To take her mind off the encounter, Tabby went to work with the coders. She reread every piece of feedback from the beta testers and tried to test for every contingency. Please let this thing work on a larger scale.

Moe and Carrie walked across the office toward the elevators together, Carrie waving hello. Tabby raised her hand, finding it odd they were going to lunch. Mo Mo probably wanted to vent about her. Men and their feeble emotions. If only Alice got how much Tabby understood double standards and sexism. If Tabby wanted a Bloody Mary lunch to vent about her meeting with Harry, she’d be emotional. But for Mo Mo to do it with Carrie was just letting off steam. She’d take the kids to the pool after work, get a cucumber mojito and vent to Alice. Her mother taught her discretion in who one let into her inner circle. After twelve years together, Paul should know where her deep-seated mistrust came from. Try having a mother who controlled the House with an iron fist for seventeen years .
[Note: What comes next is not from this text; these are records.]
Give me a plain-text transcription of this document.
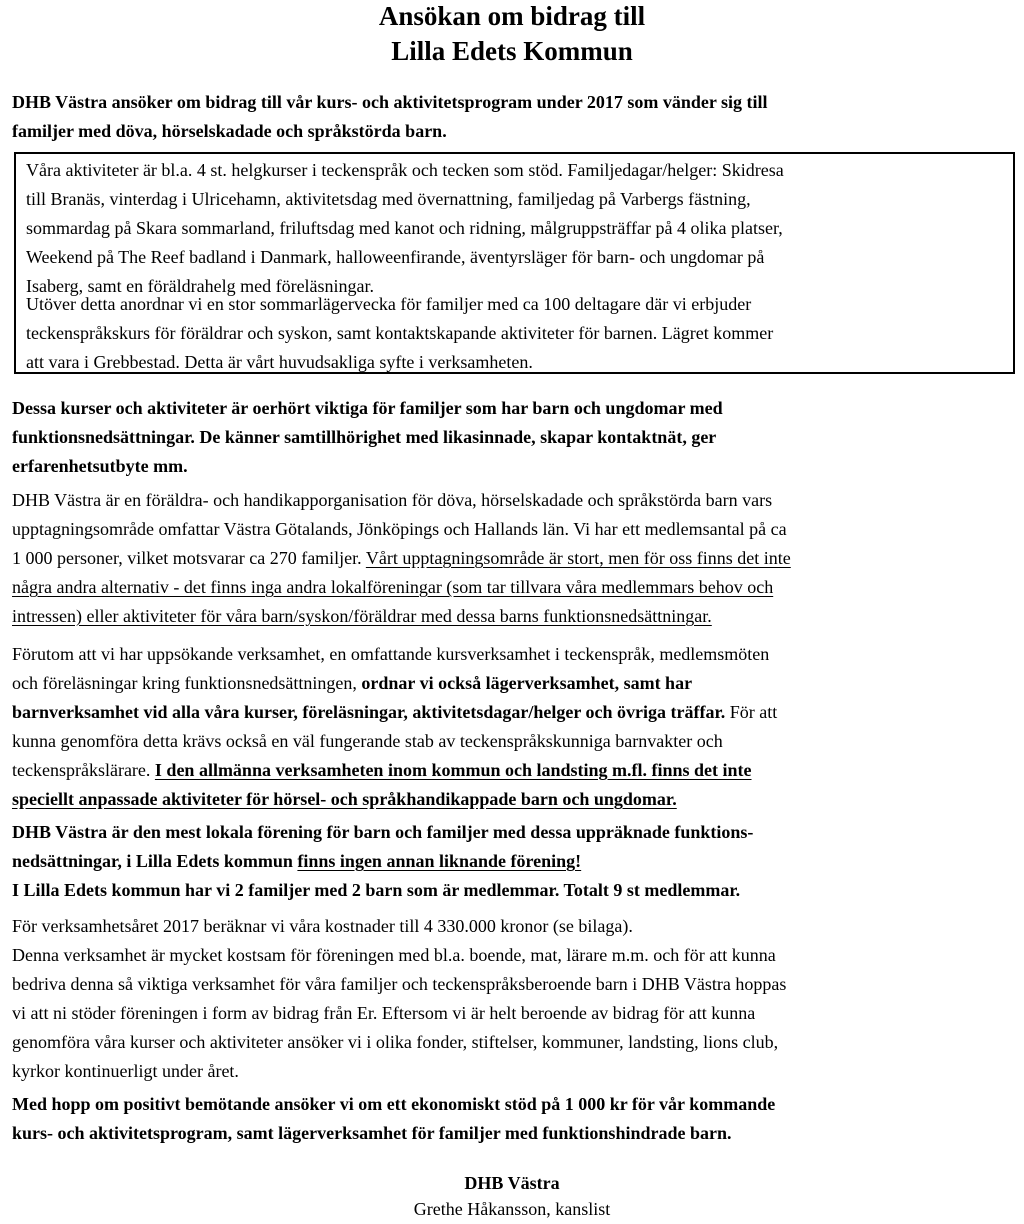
Ansökan om bidrag till
Lilla Edets Kommun

DHB Västra ansöker om bidrag till vår kurs- och aktivitetsprogram under 2017 som vänder sig till
familjer med döva, hörselskadade och språkstörda barn.

Våra aktiviteter är bl.a. 4 st. helgkurser i teckenspråk och tecken som stöd. Familjedagar/helger: Skidresa
till Branäs, vinterdag i Ulricehamn, aktivitetsdag med övernattning, familjedag på Varbergs fästning,
sommardag på Skara sommarland, friluftsdag med kanot och ridning, målgruppsträffar på 4 olika platser,
Weekend på The Reef badland i Danmark, halloweenfirande, äventyrsläger för barn- och ungdomar på
Isaberg, samt en föräldrahelg med föreläsningar.

Utöver detta anordnar vi en stor sommarlägervecka för familjer med ca 100 deltagare där vi erbjuder
teckenspråkskurs för föräldrar och syskon, samt kontaktskapande aktiviteter för barnen. Lägret kommer
att vara i Grebbestad. Detta är vårt huvudsakliga syfte i verksamheten.

Dessa kurser och aktiviteter är oerhört viktiga för familjer som har barn och ungdomar med
funktionsnedsättningar. De känner samtillhörighet med likasinnade, skapar kontaktnät, ger
erfarenhetsutbyte mm.

DHB Västra är en föräldra- och handikapporganisation för döva, hörselskadade och språkstörda barn vars
upptagningsområde omfattar Västra Götalands, Jönköpings och Hallands län. Vi har ett medlemsantal på ca
1 000 personer, vilket motsvarar ca 270 familjer. Vårt upptagningsområde är stort, men för oss finns det inte
några andra alternativ - det finns inga andra lokalföreningar (som tar tillvara våra medlemmars behov och
intressen) eller aktiviteter för våra barn/syskon/föräldrar med dessa barns funktionsnedsättningar.

Förutom att vi har uppsökande verksamhet, en omfattande kursverksamhet i teckenspråk, medlemsmöten
och föreläsningar kring funktionsnedsättningen, ordnar vi också lägerverksamhet, samt har
barnverksamhet vid alla våra kurser, föreläsningar, aktivitetsdagar/helger och övriga träffar. För att
kunna genomföra detta krävs också en väl fungerande stab av teckenspråkskunniga barnvakter och
teckenspråkslärare. I den allmänna verksamheten inom kommun och landsting m.fl. finns det inte
speciellt anpassade aktiviteter för hörsel- och språkhandikappade barn och ungdomar.

DHB Västra är den mest lokala förening för barn och familjer med dessa uppräknade funktions-
nedsättningar, i Lilla Edets kommun finns ingen annan liknande förening!
I Lilla Edets kommun har vi 2 familjer med 2 barn som är medlemmar. Totalt 9 st medlemmar.

För verksamhetsåret 2017 beräknar vi våra kostnader till 4 330.000 kronor (se bilaga).
Denna verksamhet är mycket kostsam för föreningen med bl.a. boende, mat, lärare m.m. och för att kunna
bedriva denna så viktiga verksamhet för våra familjer och teckenspråksberoende barn i DHB Västra hoppas
vi att ni stöder föreningen i form av bidrag från Er. Eftersom vi är helt beroende av bidrag för att kunna
genomföra våra kurser och aktiviteter ansöker vi i olika fonder, stiftelser, kommuner, landsting, lions club,
kyrkor kontinuerligt under året.

Med hopp om positivt bemötande ansöker vi om ett ekonomiskt stöd på 1 000 kr för vår kommande
kurs- och aktivitetsprogram, samt lägerverksamhet för familjer med funktionshindrade barn.

DHB Västra

Grethe Håkansson, kanslist
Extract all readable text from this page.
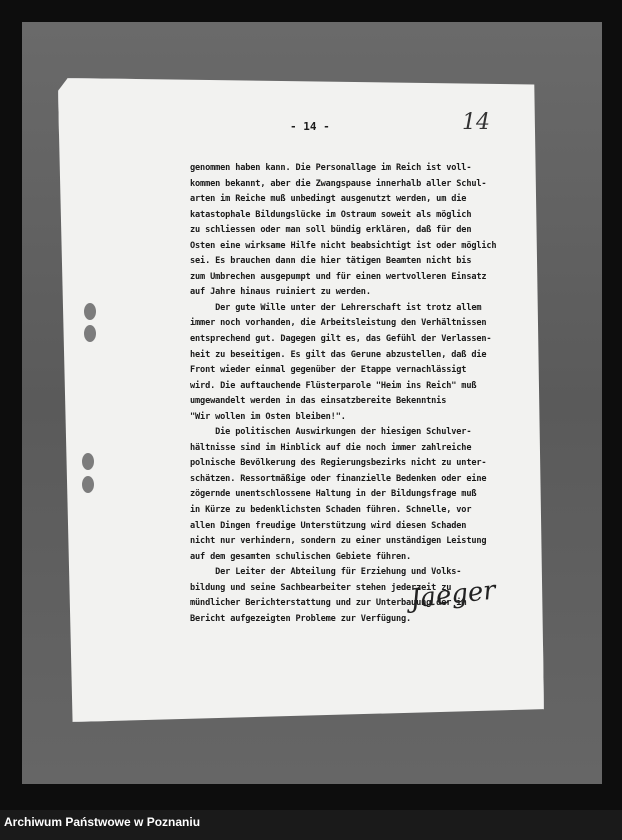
- 14 -	14
genommen haben kann. Die Personallage im Reich ist voll-
kommen bekannt, aber die Zwangspause innerhalb aller Schul-
arten im Reiche muß unbedingt ausgenutzt werden, um die
katastophale Bildungslücke im Ostraum soweit als möglich
zu schliessen oder man soll bündig erklären, daß für den
Osten eine wirksame Hilfe nicht beabsichtigt ist oder möglich
sei. Es brauchen dann die hier tätigen Beamten nicht bis
zum Umbrechen ausgepumpt und für einen wertvolleren Einsatz
auf Jahre hinaus ruiniert zu werden.
Der gute Wille unter der Lehrerschaft ist trotz allem
immer noch vorhanden, die Arbeitsleistung den Verhältnissen
entsprechend gut. Dagegen gilt es, das Gefühl der Verlassen-
heit zu beseitigen. Es gilt das Gerune abzustellen, daß die
Front wieder einmal gegenüber der Etappe vernachlässigt
wird. Die auftauchende Flüsterparole "Heim ins Reich" muß
umgewandelt werden in das einsatzbereite Bekenntnis
"Wir wollen im Osten bleiben!".
Die politischen Auswirkungen der hiesigen Schulver-
hältnisse sind im Hinblick auf die noch immer zahlreiche
polnische Bevölkerung des Regierungsbezirks nicht zu unter-
schätzen. Ressortmäßige oder finanzielle Bedenken oder eine
zögernde unentschlossene Haltung in der Bildungsfrage muß
in Kürze zu bedenklichsten Schaden führen. Schnelle, vor
allen Dingen freudige Unterstützung wird diesen Schaden
nicht nur verhindern, sondern zu einer unständigen Leistung
auf dem gesamten schulischen Gebiete führen.
Der Leiter der Abteilung für Erziehung und Volks-
bildung und seine Sachbearbeiter stehen jederzeit zu
mündlicher Berichterstattung und zur Unterbauung der im
Bericht aufgezeigten Probleme zur Verfügung.
Jaeger
Archiwum Państwowe w Poznaniu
MO MO CAME BACK two hours later. Maybe it was time to patch things up. Paul told her to get through the launch, but after Harry’s comments and Carrie’s surprise appearance, Tabby needed to get a hold on things. Mo Mo saw her coming and tried to leave the cubicle he stood in. Tabby followed him into his office and closed the door.

“I thought about your offer,” she said. “I’ll buy part of your shares.”

“That offer is gone.” He fidgeted with the pen in his hands.

“You made it to me Friday.”

“And you told me to take my boyish insecurity to a bottle of whiskey. So I did.” He shook his head, seeming to debate something. “And you were right, I looked a year into the future, and losing shares is not what I’m interested in.”

“That’s great. You can enjoy that position with 13 percent as much as 18.”

Moe chuckled sadly. “I know you’re the vision behind TabiKat, no one will deny that. But maybe Carrie’s right, and there’s something about keeping you in line that feels good.”

“What does that mean?” She told herself to not overreact. Her best friend could be catty when she needed to feel better about herself. Take out her fears as a single mother with three failed marriages out on Tabby instead of doing some basic self-reflecting. Tabby was about to give Carrie access to a whole new world of wealthy men and Carrie chose to bash her reputation. What had Carrie done but marry well to deserve the benefits of Thursday?

“We know we’re a means to an end for you. But you still need us.”

“As long as we’re in this together.” She stressed the last word. Moe held her gaze and nodded once.

“Together,” he said slowly. Tabby scoffed and walked out of the office. Let Paul tell her she was being paranoid now.